Right in our neighborhood we have: a plumeria farm, a large coffee farm (although most people also grow a few plants on their property), a huge coffee roastery, a macadamia nut processing plant, a queen bee farm, a honey processing plant, a plumeria farm, and a large orchid farm next door.  In addition to these large operations, everyone we know grows some food on their property.  Papayas grow like weeds here and just about everyone in our neighborhood has some papaya trees, as well as citrus which does great down here near the ocean in the sun and heat.
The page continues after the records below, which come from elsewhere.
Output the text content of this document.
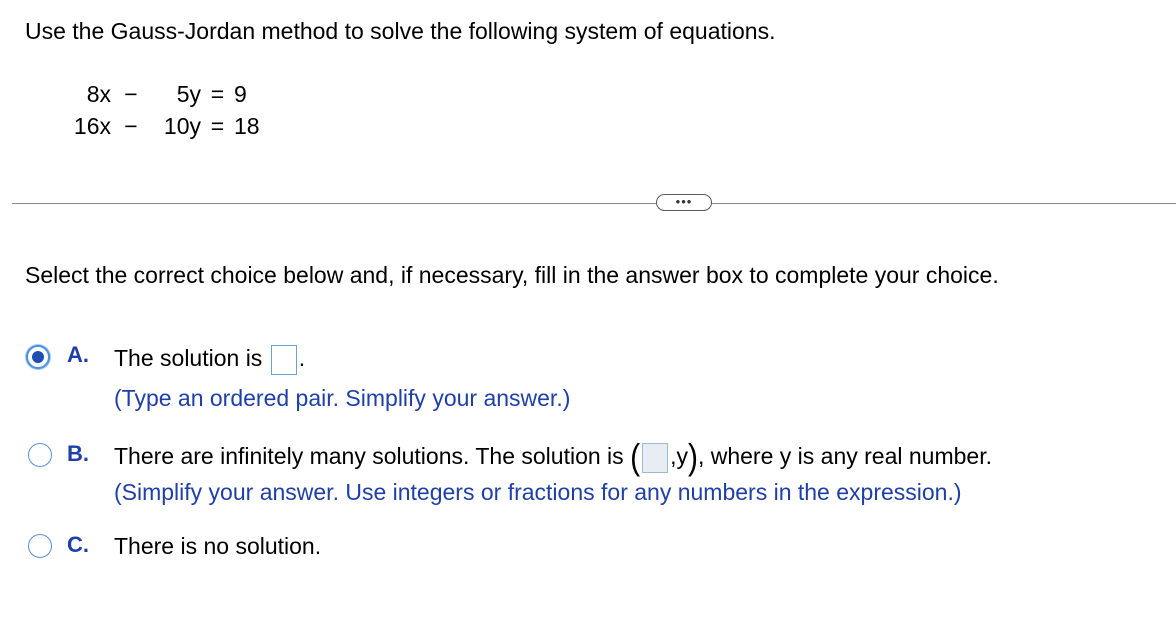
Use the Gauss-Jordan method to solve the following system of equations.
8x −	5y = 9
16x −	10y = 18
•••
Select the correct choice below and, if necessary, fill in the answer box to complete your choice.
A. The solution is .
(Type an ordered pair. Simplify your answer.)
B. There are infinitely many solutions. The solution is ( ,y), where y is any real number.
(Simplify your answer. Use integers or fractions for any numbers in the expression.)
C. There is no solution.
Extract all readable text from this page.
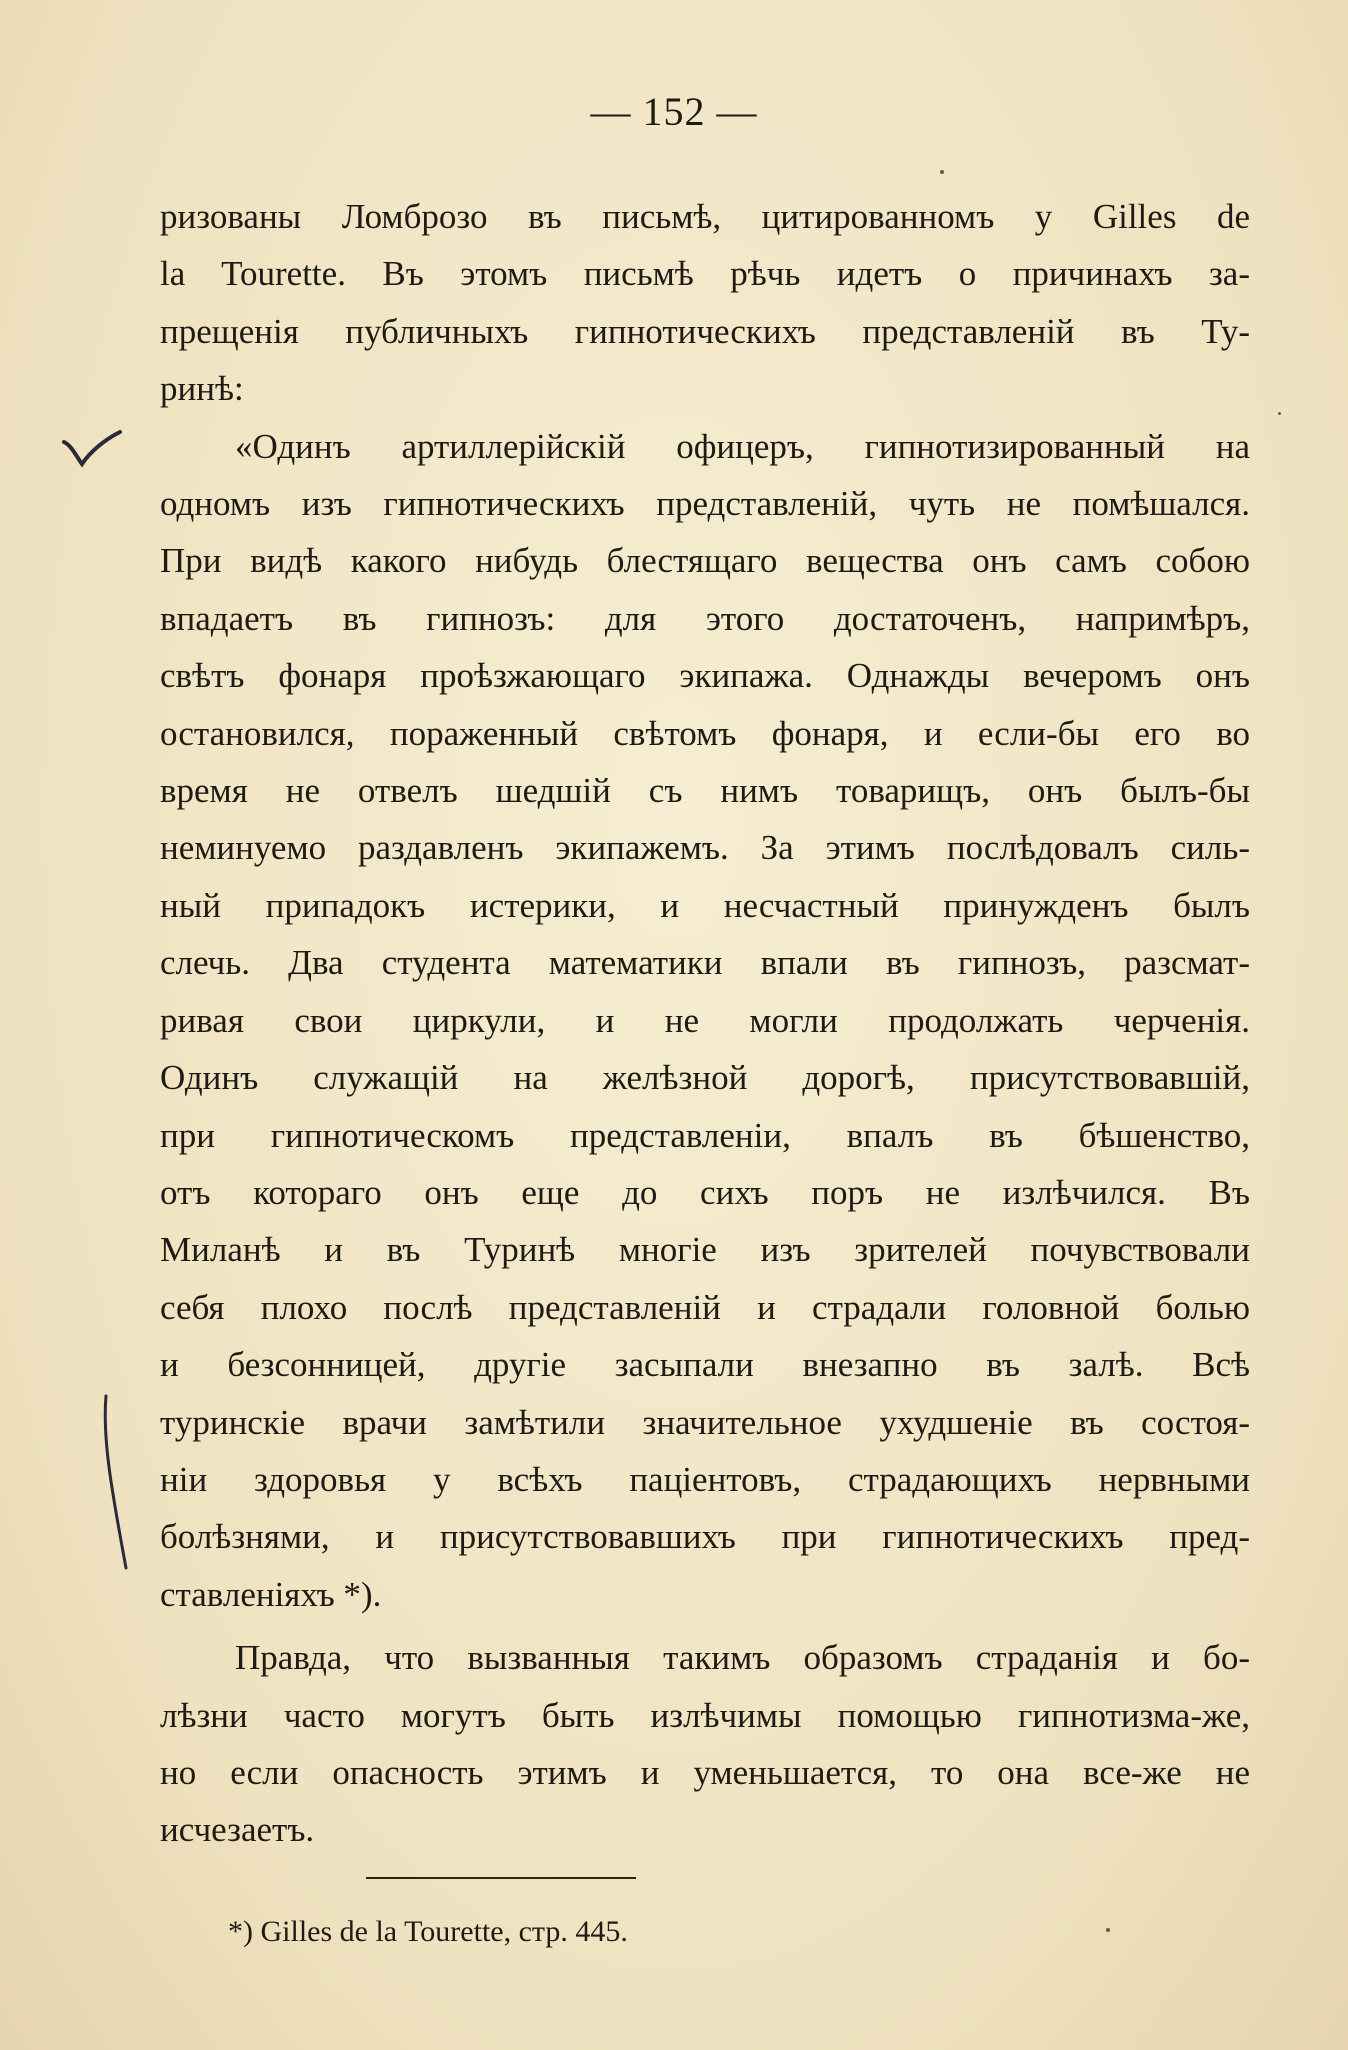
— 152 —
ризованы Ломброзо въ письмѣ, цитированномъ у Gilles de
la Tourette. Въ этомъ письмѣ рѣчь идетъ о причинахъ за-
прещенія публичныхъ гипнотическихъ представленій въ Ту-
ринѣ:
«Одинъ артиллерійскій офицеръ, гипнотизированный на
одномъ изъ гипнотическихъ представленій, чуть не помѣшался.
При видѣ какого нибудь блестящаго вещества онъ самъ собою
впадаетъ въ гипнозъ: для этого достаточенъ, напримѣръ,
свѣтъ фонаря проѣзжающаго экипажа. Однажды вечеромъ онъ
остановился, пораженный свѣтомъ фонаря, и если-бы его во
время не отвелъ шедшій съ нимъ товарищъ, онъ былъ-бы
неминуемо раздавленъ экипажемъ. За этимъ послѣдовалъ силь-
ный припадокъ истерики, и несчастный принужденъ былъ
слечь. Два студента математики впали въ гипнозъ, разсмат-
ривая свои циркули, и не могли продолжать черченія.
Одинъ служащій на желѣзной дорогѣ, присутствовавшій,
при гипнотическомъ представленіи, впалъ въ бѣшенство,
отъ котораго онъ еще до сихъ поръ не излѣчился. Въ
Миланѣ и въ Туринѣ многіе изъ зрителей почувствовали
себя плохо послѣ представленій и страдали головной болью
и безсонницей, другіе засыпали внезапно въ залѣ. Всѣ
туринскіе врачи замѣтили значительное ухудшеніе въ состоя-
ніи здоровья у всѣхъ паціентовъ, страдающихъ нервными
болѣзнями, и присутствовавшихъ при гипнотическихъ пред-
ставленіяхъ *).
Правда, что вызванныя такимъ образомъ страданія и бо-
лѣзни часто могутъ быть излѣчимы помощью гипнотизма-же,
но если опасность этимъ и уменьшается, то она все-же не
исчезаетъ.
*) Gilles de la Tourette, стр. 445.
Here at the Inn we grow green figs, tangerines, starfruit, white pineapple (a local delicacy), mangoes, and coconuts.  We also rotate various vegetables and herbs like lemongrass, sweet potatoes, kale, citronella, and amaranth.  (We also just added a Tahitian lime and a Meyer lemon and will continue to add more food-trees each year.)  Our neighbors produce oranges, limes, lemons, avocados, pummelos, bananas, tangelos, lychee, surinam cherry, and jaboticaba, among others.  We often share and/or exchange fruit since it is so plentiful, different things are ready at different times, and we all grow different varieties.  It is a wonderful luxury to live in a place with so much local food and such a strong sense of pride in the land.